Auch Experten können irren. Finanzmarktexperten vorneweg.

Es sei so schwer, sagte zum Beispiel vor einem Monat ein Analyst namens Jordan Rochester von der japanischen Mizuho Bank «optimistisch für den Euro zu sein». Die Parität zwischen Euro und Dollar sei unausweichlich. Die beiden Gründe, da waren sich alle Experten einig: Die Zinssenkungsspirale der Europäischen Zentralbank, die den Euro billiger macht. Und: Trumps Zölle, seine Amerika-First-Politik, die den Dollar teurer werden lässt.

So weit, so falsch.

Seit dieser Woche hat die europäische Gemeinschaftswährung den Turbo angeworfen. Sie legt um mehr als vier Prozent auf inzwischen 1,09 Dollar für den Euro zu. Auf dem Devisenmarkt sind solche Steigerungen eine Sensation. Auch gegenüber dem Franken notiert die europäische Währung auf dem ersten Hoch des Jahres.

Was ist passiert?

In einer nicht zufällig konzertierten Aktion haben Deutschlands Kanzler in spe Friedrich Merz, sein bevorzugter Koalitionspartner Lars Klingbeil von der SPD, sowie Merz Parteikollegin, EU-Kommissionspräsidentin Ursula von der Leyen ein Ausgabenprogramm für Rüstung und Infrastruktur angekündigt, das zum ersten Mal in der Geschichte der EU auch die US-Dimensionen gewohnten Anleger an den Finanzmärkten beeindruckt. Das, was in Washington seit Generationen von Präsidenten gang und gebe ist, nämlich Schulden zu machen, bis er Arzt kommt, soll jetzt auch in Berlin und Brüssel passieren.
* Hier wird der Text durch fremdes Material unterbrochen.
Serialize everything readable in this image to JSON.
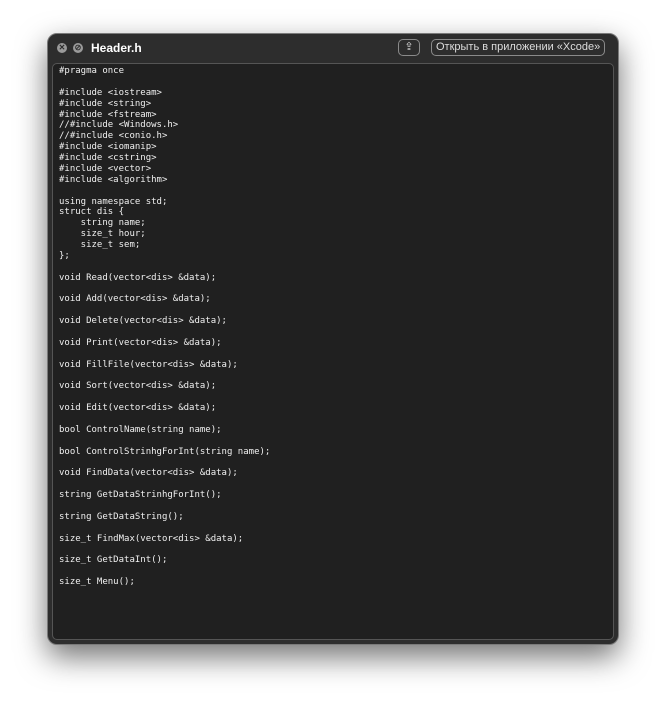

Den Euro stärkt das erst einmal, weil die Europäer gewaltige Mengen Geld in ihre Wirtschaft pumpen und damit die Nachfrage anheizen werden. Das erzeugt Wachstum und steigende Preise, die EZB muss sich dem Inflationsdruck entgegenstemmen und den Zins mittelfristig wieder anheben. Der Dollar wiederum leidet, weil die ersten Risse in Trumps Politik sichtbar werden. Seine Zölle schaden der eigenen Wirtschaft, der Präsident wirkt erratisch, weil er sie diese Woche gegen Mexiko und Kanada erst verhängte und dann wieder zurücknahm. Frühindikatoren wie die langfristigen US-Zinsen trüben sich ein.

Und schon springen wieder Experten auf den Zug und sehen einen Trend: Der Dollar sei nicht länger der sichere Hafen. «Die Geschwindigkeit und das Ausmass der globalen Veränderungen ist so enorm, dass man über die Möglichkeit eines Verlusts dieser Sonderrolle nachdenken muss», schreibt zum Beispiel George Saravelos von der Deutschen Bank.

Kann sein, kann auch nicht sein. Klar ist aber: Was in dieser Woche politisch auf beiden Seiten des Atlantiks passiert ist, hat eine Trendwende am Devisenmarkt herbeigeführt. Bis auf weiteres.